Of course, I was going to meet up with a friend in town right after feeding the goats. Not so much happening now.
I immediately yelled for Paul (and went into my usual semi-panic mode) and went into the barn to collect towels from the kidding kit, which of course, hadn't been re-supplied since the last surprise kidding two days earlier. I found a few unsoiled towels and wiped the dirt off the new addition. Clover had totally cleaned her kid off and was standing next to it. She didn't appear to have any more kids in her so we picked up the baby and coaxed Clover into one of the kidding pens. I made sure the kid was able to nurse and did a tail-flip.....a girl!! I was thrilled.
I know, I know. Every birth is a blessing yadda-yadda-yadda. And honestly, the point of us having these Boer goats is to have meat in the freezer, so I shouldn't be unhappy about bucklings, but we're still trying to build up the herd so we need more females.
Dilly kidded three days early. Clover kidded six days early. Both had very, very easy kiddings. And I wasn't able to tell, even up to just a few hours before, that they were about to kid. Same happened with Pickles and Lily last year; early and easy births.
With my dairy gals, I'm pretty much spot-on with determining when they'll kid. Which is very convenient as I can put them in the kidding stall just in time. Not so early that they mess the stall up with too much pee & poop, but not so late that I'm dragging an advanced-stage laboring goat into the pen.
These Boers are a mystery to me. I love the idea that I haven't had to really assist any of them like I do my dairy gals, but not knowing when they're gonna pop is a little annoying. Had I fed the goats an hour earlier yesterday I would haven't been there for Clover's kidding. I'm sure things would have been fine, but we were lucky that she decided to kid when it wasn't raining or storming. Or when we were both gone from the homestead for five plus hours at the auction later that evening (no, I didn't buy anything......Paul was with).

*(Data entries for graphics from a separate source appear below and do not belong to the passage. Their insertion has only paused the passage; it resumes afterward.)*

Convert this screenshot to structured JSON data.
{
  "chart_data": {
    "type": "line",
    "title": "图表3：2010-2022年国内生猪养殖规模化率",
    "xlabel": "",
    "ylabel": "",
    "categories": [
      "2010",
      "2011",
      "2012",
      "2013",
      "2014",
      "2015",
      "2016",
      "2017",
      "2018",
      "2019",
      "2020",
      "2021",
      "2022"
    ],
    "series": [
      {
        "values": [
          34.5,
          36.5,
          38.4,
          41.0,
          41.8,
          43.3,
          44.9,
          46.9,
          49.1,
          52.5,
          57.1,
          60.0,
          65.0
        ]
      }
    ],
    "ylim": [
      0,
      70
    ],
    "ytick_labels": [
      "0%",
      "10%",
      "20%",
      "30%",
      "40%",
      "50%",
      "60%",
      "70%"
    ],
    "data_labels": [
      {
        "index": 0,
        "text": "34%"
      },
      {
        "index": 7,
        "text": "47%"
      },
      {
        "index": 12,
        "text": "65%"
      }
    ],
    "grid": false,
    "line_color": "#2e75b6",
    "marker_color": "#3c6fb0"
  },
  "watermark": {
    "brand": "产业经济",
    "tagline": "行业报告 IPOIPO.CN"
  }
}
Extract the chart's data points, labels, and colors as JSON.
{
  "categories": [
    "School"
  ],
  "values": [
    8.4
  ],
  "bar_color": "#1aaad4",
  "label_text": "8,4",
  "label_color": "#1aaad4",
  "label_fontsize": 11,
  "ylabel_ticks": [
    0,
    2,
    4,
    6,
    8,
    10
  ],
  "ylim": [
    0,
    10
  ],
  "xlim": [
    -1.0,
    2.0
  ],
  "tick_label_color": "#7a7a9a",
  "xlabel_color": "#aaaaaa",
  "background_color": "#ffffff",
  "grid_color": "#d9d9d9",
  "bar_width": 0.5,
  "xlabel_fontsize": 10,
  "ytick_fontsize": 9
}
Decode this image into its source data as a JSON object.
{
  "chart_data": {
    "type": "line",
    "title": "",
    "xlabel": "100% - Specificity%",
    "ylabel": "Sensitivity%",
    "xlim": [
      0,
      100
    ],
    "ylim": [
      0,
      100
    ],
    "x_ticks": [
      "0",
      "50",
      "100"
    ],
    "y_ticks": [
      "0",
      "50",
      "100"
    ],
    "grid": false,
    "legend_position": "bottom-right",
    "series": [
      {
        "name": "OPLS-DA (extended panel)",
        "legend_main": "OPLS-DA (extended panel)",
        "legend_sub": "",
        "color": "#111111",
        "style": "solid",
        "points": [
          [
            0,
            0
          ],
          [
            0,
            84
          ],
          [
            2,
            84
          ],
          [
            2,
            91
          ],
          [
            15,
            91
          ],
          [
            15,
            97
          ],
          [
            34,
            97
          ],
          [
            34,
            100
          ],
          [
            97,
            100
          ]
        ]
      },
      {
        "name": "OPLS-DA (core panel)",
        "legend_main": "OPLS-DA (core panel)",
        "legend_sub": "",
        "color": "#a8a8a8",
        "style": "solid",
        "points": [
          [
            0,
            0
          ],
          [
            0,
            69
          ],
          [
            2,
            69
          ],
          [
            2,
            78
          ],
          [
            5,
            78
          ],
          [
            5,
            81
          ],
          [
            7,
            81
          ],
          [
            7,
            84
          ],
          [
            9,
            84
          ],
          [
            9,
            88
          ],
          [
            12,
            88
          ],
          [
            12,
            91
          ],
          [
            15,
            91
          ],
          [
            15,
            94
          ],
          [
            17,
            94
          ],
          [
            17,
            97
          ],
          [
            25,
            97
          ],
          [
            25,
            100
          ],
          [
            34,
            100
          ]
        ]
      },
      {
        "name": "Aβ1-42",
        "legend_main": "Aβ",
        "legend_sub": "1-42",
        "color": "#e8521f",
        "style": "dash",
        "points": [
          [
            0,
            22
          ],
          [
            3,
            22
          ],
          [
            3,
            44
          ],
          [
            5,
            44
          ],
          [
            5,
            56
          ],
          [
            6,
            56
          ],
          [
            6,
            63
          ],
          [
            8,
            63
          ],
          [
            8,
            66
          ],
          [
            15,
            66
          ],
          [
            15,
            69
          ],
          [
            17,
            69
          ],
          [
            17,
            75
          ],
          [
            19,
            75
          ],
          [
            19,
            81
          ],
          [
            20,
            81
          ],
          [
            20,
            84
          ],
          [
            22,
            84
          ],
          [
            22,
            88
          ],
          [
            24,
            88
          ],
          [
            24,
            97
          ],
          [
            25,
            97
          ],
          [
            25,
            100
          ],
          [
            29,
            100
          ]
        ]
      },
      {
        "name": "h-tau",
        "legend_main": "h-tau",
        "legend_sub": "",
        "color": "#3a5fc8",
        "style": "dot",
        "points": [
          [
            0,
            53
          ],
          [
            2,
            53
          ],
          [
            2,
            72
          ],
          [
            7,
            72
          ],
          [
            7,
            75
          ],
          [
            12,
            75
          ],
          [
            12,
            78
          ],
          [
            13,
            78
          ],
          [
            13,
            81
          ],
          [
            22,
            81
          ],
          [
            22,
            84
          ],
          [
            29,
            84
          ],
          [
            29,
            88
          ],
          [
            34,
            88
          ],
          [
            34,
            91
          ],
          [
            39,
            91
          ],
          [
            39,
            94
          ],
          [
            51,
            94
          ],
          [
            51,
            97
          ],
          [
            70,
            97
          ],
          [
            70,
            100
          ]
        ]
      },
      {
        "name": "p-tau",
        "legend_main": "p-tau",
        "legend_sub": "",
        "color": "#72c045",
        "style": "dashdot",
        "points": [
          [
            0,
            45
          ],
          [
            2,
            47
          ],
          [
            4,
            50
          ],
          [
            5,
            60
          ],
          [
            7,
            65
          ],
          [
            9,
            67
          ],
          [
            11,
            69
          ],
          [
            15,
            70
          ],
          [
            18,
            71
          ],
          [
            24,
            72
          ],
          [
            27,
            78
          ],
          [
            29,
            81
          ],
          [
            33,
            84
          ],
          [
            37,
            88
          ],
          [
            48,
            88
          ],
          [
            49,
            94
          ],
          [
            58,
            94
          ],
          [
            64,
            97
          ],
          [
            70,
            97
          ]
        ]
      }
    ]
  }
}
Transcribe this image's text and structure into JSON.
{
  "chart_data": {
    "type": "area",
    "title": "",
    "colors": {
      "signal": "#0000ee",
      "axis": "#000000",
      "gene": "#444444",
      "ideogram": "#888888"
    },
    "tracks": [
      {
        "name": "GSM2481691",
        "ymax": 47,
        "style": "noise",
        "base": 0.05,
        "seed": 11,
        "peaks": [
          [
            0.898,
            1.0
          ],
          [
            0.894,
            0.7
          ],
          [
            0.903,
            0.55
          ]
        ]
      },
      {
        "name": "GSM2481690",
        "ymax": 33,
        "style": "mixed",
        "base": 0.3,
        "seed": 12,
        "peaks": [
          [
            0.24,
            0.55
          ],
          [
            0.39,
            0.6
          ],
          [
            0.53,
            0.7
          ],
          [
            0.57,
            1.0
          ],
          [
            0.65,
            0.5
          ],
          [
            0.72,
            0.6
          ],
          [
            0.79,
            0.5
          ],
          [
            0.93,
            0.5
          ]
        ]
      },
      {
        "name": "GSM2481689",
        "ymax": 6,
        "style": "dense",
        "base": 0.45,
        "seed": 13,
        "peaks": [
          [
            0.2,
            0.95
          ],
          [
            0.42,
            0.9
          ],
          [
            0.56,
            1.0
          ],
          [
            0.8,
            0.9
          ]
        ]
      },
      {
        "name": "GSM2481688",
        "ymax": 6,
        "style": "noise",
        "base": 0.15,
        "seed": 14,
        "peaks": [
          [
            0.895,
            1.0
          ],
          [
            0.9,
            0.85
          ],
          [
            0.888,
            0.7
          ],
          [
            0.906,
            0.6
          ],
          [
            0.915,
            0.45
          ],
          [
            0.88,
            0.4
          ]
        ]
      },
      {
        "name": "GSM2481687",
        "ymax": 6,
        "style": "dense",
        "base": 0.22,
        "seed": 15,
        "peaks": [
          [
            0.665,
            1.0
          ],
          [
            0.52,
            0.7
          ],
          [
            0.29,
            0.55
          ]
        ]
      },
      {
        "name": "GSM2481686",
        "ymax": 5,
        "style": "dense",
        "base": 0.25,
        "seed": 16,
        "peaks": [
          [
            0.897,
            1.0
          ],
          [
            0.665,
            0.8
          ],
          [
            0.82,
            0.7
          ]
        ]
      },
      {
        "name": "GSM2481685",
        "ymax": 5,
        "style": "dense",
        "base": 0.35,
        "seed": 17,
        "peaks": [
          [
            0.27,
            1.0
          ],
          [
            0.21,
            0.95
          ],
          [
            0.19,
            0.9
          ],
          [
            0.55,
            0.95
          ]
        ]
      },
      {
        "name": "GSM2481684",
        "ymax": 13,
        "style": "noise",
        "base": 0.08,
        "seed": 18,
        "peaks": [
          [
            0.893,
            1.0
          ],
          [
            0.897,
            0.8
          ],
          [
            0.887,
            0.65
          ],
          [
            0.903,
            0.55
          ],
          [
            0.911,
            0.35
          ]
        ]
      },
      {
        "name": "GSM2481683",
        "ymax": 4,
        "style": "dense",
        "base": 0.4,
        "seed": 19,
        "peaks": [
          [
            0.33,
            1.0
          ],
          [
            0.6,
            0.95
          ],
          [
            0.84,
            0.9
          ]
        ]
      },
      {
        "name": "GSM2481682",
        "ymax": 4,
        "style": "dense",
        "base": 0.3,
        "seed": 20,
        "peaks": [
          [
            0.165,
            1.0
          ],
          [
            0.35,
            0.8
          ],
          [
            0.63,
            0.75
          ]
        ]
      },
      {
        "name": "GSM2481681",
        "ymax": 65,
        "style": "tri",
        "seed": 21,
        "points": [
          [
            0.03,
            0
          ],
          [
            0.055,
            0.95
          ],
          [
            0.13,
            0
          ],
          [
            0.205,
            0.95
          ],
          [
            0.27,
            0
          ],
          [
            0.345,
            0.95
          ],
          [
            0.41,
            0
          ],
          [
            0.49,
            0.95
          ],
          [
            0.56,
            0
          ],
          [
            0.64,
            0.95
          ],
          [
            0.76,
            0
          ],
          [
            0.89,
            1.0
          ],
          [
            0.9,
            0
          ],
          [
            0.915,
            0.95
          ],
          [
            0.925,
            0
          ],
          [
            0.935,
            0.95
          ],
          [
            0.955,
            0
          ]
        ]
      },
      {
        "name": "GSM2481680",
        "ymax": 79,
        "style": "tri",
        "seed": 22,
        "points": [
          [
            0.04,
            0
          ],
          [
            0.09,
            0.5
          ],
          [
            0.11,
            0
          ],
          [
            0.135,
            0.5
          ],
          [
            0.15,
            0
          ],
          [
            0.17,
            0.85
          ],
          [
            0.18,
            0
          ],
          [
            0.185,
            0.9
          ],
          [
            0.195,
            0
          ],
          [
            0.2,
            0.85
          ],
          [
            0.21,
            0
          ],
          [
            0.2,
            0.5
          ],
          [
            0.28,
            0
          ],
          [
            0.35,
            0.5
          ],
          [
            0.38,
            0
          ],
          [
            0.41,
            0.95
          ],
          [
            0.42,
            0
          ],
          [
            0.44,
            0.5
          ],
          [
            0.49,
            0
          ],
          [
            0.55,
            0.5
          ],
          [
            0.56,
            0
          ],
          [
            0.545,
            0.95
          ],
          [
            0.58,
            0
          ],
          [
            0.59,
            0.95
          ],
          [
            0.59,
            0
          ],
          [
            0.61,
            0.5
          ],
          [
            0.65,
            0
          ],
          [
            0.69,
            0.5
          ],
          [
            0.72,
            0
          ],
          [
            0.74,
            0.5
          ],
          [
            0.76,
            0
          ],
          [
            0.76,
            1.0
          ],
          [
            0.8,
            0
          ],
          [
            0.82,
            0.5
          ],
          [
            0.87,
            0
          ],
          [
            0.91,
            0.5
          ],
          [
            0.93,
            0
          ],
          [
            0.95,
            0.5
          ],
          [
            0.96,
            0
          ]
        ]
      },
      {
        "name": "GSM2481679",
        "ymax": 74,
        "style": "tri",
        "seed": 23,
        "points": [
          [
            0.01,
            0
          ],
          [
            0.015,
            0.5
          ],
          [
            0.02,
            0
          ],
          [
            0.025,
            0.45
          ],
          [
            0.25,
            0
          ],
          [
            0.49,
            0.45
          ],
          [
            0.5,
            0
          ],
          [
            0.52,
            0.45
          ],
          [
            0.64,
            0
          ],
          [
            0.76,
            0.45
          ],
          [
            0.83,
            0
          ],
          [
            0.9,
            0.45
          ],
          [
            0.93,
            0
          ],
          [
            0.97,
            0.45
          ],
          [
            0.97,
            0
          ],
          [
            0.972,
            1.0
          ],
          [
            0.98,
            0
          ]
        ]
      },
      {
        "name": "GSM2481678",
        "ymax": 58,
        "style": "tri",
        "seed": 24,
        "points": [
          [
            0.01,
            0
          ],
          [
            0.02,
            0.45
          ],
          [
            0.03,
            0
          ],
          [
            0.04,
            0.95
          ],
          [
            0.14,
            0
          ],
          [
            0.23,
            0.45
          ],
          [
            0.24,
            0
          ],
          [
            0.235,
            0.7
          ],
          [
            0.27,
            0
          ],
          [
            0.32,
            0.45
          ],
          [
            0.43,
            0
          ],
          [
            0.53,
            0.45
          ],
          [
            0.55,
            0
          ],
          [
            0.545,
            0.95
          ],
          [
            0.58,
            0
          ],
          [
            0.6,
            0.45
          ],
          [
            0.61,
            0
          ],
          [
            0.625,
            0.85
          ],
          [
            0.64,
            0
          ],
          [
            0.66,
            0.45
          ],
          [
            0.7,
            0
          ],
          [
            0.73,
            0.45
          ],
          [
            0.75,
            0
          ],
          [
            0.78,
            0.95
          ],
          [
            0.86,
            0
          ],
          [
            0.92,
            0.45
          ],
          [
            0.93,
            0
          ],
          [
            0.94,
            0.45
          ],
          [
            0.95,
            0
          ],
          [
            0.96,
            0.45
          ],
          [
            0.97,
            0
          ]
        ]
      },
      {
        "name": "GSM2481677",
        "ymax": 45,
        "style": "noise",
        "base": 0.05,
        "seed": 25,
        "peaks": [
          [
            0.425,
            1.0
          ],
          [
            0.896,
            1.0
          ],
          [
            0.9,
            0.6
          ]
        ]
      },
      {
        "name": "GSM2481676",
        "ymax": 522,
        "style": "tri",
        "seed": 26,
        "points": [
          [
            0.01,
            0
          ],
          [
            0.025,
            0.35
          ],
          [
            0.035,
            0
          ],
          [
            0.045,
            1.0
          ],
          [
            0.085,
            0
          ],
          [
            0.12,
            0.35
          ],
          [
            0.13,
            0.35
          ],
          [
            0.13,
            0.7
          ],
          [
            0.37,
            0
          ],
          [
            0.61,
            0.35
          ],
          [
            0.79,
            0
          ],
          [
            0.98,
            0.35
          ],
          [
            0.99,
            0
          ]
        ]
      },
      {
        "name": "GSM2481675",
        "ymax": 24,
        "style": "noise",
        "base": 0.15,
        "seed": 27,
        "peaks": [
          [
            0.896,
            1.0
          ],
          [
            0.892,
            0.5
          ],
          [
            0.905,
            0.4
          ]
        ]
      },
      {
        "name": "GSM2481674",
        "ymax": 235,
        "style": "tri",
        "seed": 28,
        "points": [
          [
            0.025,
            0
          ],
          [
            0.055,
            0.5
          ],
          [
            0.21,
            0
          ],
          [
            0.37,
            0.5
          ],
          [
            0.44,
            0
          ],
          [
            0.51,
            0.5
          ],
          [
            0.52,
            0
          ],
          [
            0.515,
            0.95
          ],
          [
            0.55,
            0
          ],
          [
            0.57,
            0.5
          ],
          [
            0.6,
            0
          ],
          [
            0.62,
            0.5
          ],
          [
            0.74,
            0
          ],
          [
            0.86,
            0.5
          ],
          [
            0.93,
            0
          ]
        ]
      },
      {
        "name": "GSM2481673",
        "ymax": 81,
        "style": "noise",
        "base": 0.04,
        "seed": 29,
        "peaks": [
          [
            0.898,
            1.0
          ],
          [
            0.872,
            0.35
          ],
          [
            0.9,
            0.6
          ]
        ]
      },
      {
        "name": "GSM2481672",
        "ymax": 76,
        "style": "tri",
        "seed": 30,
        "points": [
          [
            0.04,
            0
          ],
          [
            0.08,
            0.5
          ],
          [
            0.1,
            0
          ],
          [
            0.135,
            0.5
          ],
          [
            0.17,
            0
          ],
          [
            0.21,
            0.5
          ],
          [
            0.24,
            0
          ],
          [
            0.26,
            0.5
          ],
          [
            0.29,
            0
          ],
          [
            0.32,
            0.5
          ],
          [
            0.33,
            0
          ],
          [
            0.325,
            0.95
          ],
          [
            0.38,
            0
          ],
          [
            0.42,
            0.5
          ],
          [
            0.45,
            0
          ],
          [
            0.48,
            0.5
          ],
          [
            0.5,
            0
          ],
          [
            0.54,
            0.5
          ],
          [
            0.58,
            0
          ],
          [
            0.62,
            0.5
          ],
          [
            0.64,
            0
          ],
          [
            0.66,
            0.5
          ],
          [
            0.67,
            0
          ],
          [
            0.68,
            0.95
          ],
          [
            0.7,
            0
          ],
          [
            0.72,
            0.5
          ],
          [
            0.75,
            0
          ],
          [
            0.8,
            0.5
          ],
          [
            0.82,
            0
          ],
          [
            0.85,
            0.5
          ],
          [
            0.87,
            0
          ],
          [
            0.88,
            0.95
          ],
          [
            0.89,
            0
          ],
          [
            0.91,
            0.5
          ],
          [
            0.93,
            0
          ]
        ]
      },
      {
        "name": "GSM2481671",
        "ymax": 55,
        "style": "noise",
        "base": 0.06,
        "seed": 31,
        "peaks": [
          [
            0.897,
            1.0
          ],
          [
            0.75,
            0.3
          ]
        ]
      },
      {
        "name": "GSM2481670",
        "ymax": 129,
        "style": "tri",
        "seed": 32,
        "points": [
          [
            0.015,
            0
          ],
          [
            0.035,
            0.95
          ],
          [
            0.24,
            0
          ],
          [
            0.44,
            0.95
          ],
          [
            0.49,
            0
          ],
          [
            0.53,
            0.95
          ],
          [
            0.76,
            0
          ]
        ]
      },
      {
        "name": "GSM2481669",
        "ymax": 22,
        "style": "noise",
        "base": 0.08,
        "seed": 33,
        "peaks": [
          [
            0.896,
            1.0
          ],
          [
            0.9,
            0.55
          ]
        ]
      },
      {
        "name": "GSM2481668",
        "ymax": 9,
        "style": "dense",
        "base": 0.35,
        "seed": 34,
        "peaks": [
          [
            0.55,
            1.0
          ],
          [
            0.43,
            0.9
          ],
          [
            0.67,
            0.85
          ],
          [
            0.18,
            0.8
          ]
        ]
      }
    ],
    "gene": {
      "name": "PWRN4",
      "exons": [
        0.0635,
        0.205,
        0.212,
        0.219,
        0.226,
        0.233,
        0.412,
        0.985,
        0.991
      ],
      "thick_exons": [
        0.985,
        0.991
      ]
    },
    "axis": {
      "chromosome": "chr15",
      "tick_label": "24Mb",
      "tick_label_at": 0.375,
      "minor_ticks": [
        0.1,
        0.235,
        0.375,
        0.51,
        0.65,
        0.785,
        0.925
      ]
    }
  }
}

We still have to figure out the back leg issue thing going on. Fortunately, Daisy seems like a healthy little squirt. Dilly's two kids are smaller, and we're still working on one of the bucklings back legs. But everyone is eating and seemingly happy. I'll be happy when I can get them out in the goat yard. It's still going to be a few days because the yard is a poop-soup mess again and we're in the 30's at night. So until it warms up, everyone is in their goat coats.